Veenfliet grew up as the only survivor of five children of the married couple Johann Friedrich Veenfliet and Helena Margaretha Wens in Wesel on the Lower Rhine . His family made a living from making and selling stockings. In his youth he lived first on Korbmacherstrasse and then on Brückstrasse . After attending the Protestant elementary school and the Wesel high school . In 1830 he applied to the mountain school in Essen and was trained in mining, but had to drop out in 1832 for health reasons. In September 1833 he obtained his Abitur at a Dortmund grammar school and, after his military service, began studying mathematics and natural sciences at the University of Bonn in autumn 1835 . For disciplinary reasons, he was expelled from the university and de-registered on September 2, 1839. After brief activities as a teacher at schools in Aachen and Rheydt , he worked in his family's business in Wesel from 1841. On July 29, 1841, he married Caroline Kremer (1814-1901), with whom he had eight children.

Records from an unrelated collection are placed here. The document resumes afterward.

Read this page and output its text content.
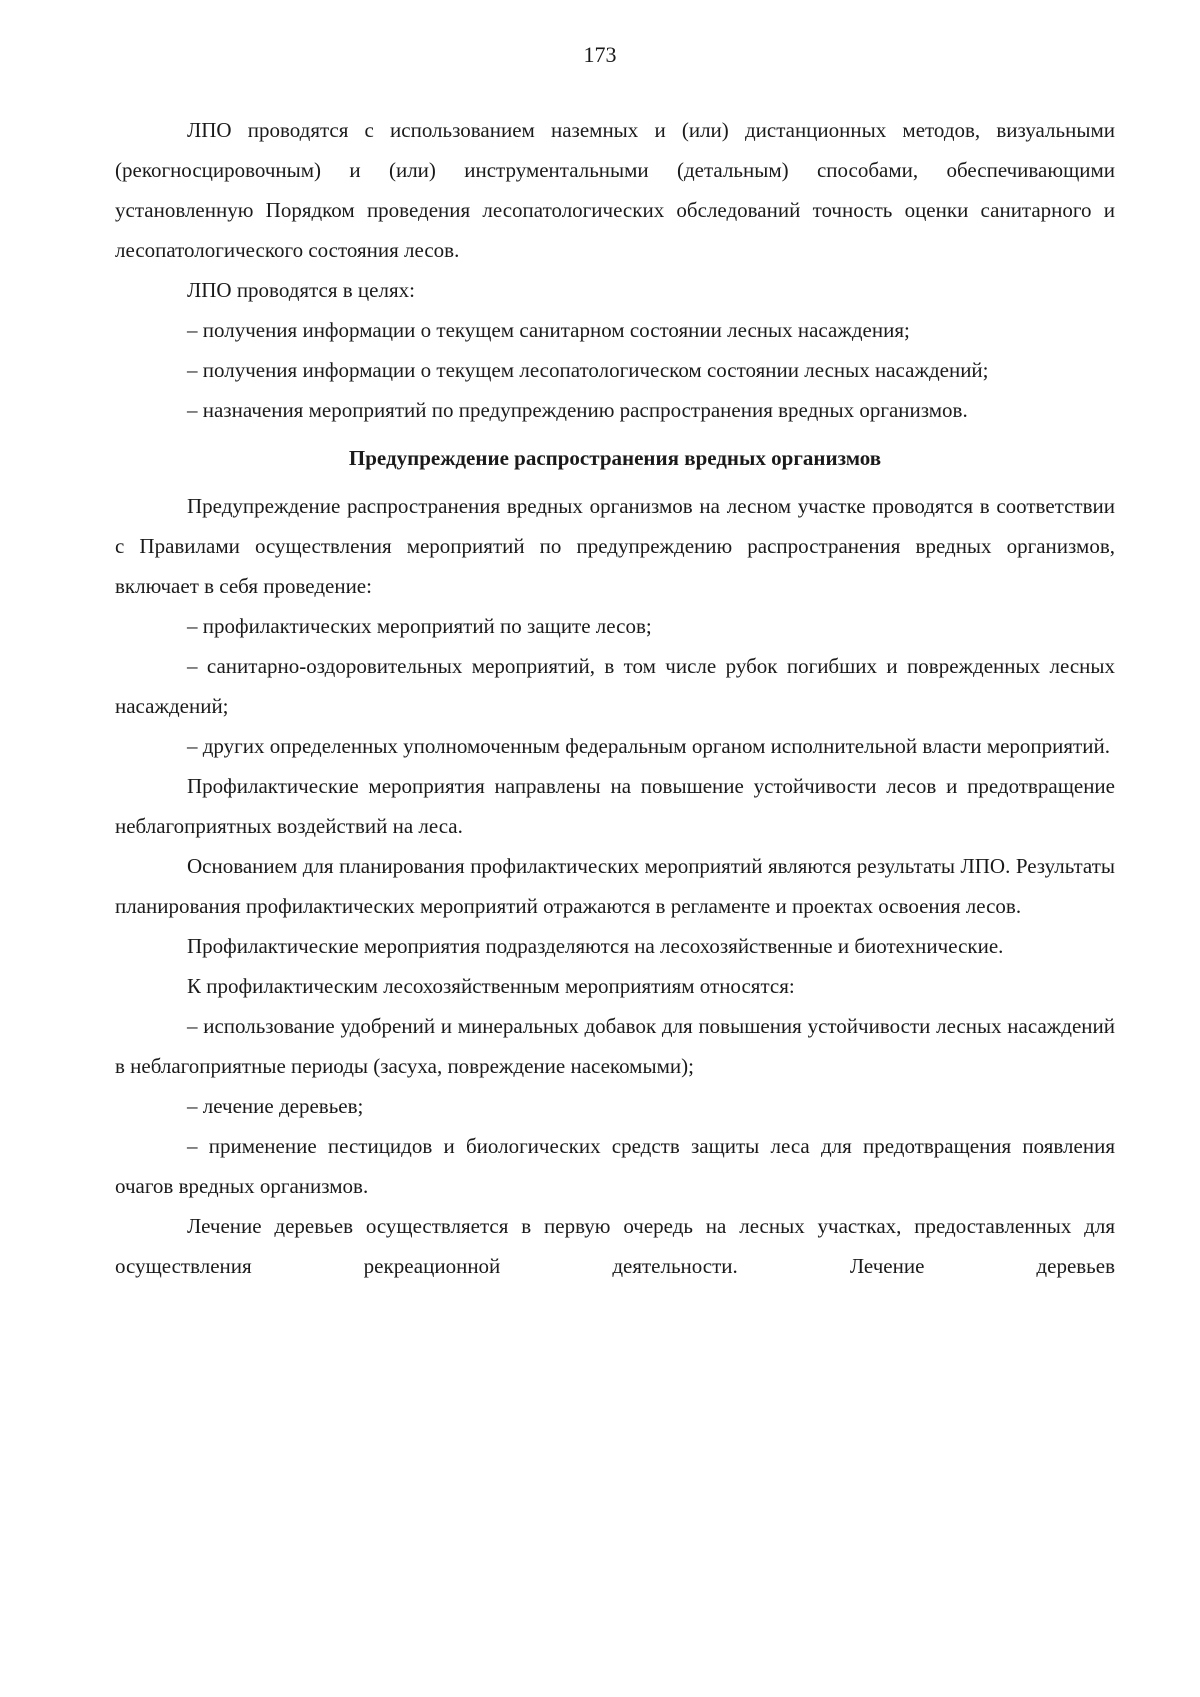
173

ЛПО проводятся с использованием наземных и (или) дистанционных методов, визуальными (рекогносцировочным) и (или) инструментальными (детальным) способами, обеспечивающими установленную Порядком проведения лесопатологических обследований точность оценки санитарного и лесопатологического состояния лесов.

ЛПО проводятся в целях:

– получения информации о текущем санитарном состоянии лесных насаждения;

– получения информации о текущем лесопатологическом состоянии лесных насаждений;

– назначения мероприятий по предупреждению распространения вредных организмов.

Предупреждение распространения вредных организмов

Предупреждение распространения вредных организмов на лесном участке проводятся в соответствии с Правилами осуществления мероприятий по предупреждению распространения вредных организмов, включает в себя проведение:

– профилактических мероприятий по защите лесов;

– санитарно-оздоровительных мероприятий, в том числе рубок погибших и поврежденных лесных насаждений;

– других определенных уполномоченным федеральным органом исполнительной власти мероприятий.

Профилактические мероприятия направлены на повышение устойчивости лесов и предотвращение неблагоприятных воздействий на леса.

Основанием для планирования профилактических мероприятий являются результаты ЛПО. Результаты планирования профилактических мероприятий отражаются в регламенте и проектах освоения лесов.

Профилактические мероприятия подразделяются на лесохозяйственные и биотехнические.

К профилактическим лесохозяйственным мероприятиям относятся:

– использование удобрений и минеральных добавок для повышения устойчивости лесных насаждений в неблагоприятные периоды (засуха, повреждение насекомыми);

– лечение деревьев;

– применение пестицидов и биологических средств защиты леса для предотвращения появления очагов вредных организмов.

Лечение деревьев осуществляется в первую очередь на лесных участках, предоставленных для осуществления рекреационной деятельности. Лечение деревьев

Little is known about the beginning of Veenfliet's political engagement because many sources, such as letters, were allegedly destroyed out of fear of persecution. In 1845 he signed a petition to the Rhenish Provincial Parliament, which campaigned for Jewish emancipation . In 1847 and 1848 he was a member of the Wesel city council. In March 1848 he spread an appeal to overthrow the Prussian king and to proclaim a Republic of the Lower Rhine. His friends included the revolutionaries Friedrich Anneke , Friedrich Karl Ludwig von Beust and August Willich and the women's rights activist and revolutionary Mathilde Franziska Anneke . From this network Veenfliet supported the revolution, although nothing is known about his further actions. From January 26, 1849, he was put out for a manhunt and accused of high treason . The main reason for this was his commitment to the deposition of the king.

Emigration and Career in Michigan

In 1848 Veenfliet fled to Liège , Belgium , and his family left Wesel in April 1849. After a stopover in Blerick near Venlo in the Netherlands, the family emigrated to the United States via Rotterdam that same year and arrived in Detroit , Michigan , in December 1849 . After arriving in December 1849, he explored the area with Carl Post, who had also come as a refugee, and in the spring of 1850 he and his family were among the founders of the Blumfield settlement in Saginaw County . The village was named after the revolutionary Robert Blum, who was executed in 1848, and attracted mainly settlers of German origin. At that time, Veenfliet changed his first name to George Fredrick or the short form George F. In February 1853, Blumfield received parish status and Veenfliet took up a career in various state electoral offices, including as a school inspector, administrator, magistrate and postmaster. He was also a member of the Freemasons . In 1859 and 1860 he was Michigan State Immigration Officer. As a member of the Republican Party , he was a delegate at the 1860 congress that nominated Abraham Lincoln as a candidate for president. For the Saginaw 3 constituency he was elected to the Michigan House of Representatives on November 5, 1878 , and was a member of this from January 1, 1879 to December 31, 1880. In parliament he was a member of the soil appraisal, immigration and local taxation committees. Veenfliet retired on his family farm in Blumfield in 1885. He died there in 1896 shortly before his 83rd birthday.

Individual evidence

  1. a b c d e Martin Wilhelm Roelen: Georg Friedrich Veenfliet, a Weseler Forty-Eighter. In: Historical Association Wesel (ed.): Wesel and the lower Lower Rhine: Contributions to the history of the Rhine. 2015. pp. 78–94.
  2. a b Legislator Details - George Frederick Veenfliet , mdoe.state.mi.us. Retrieved from web.archiv.org on April 26, 2020.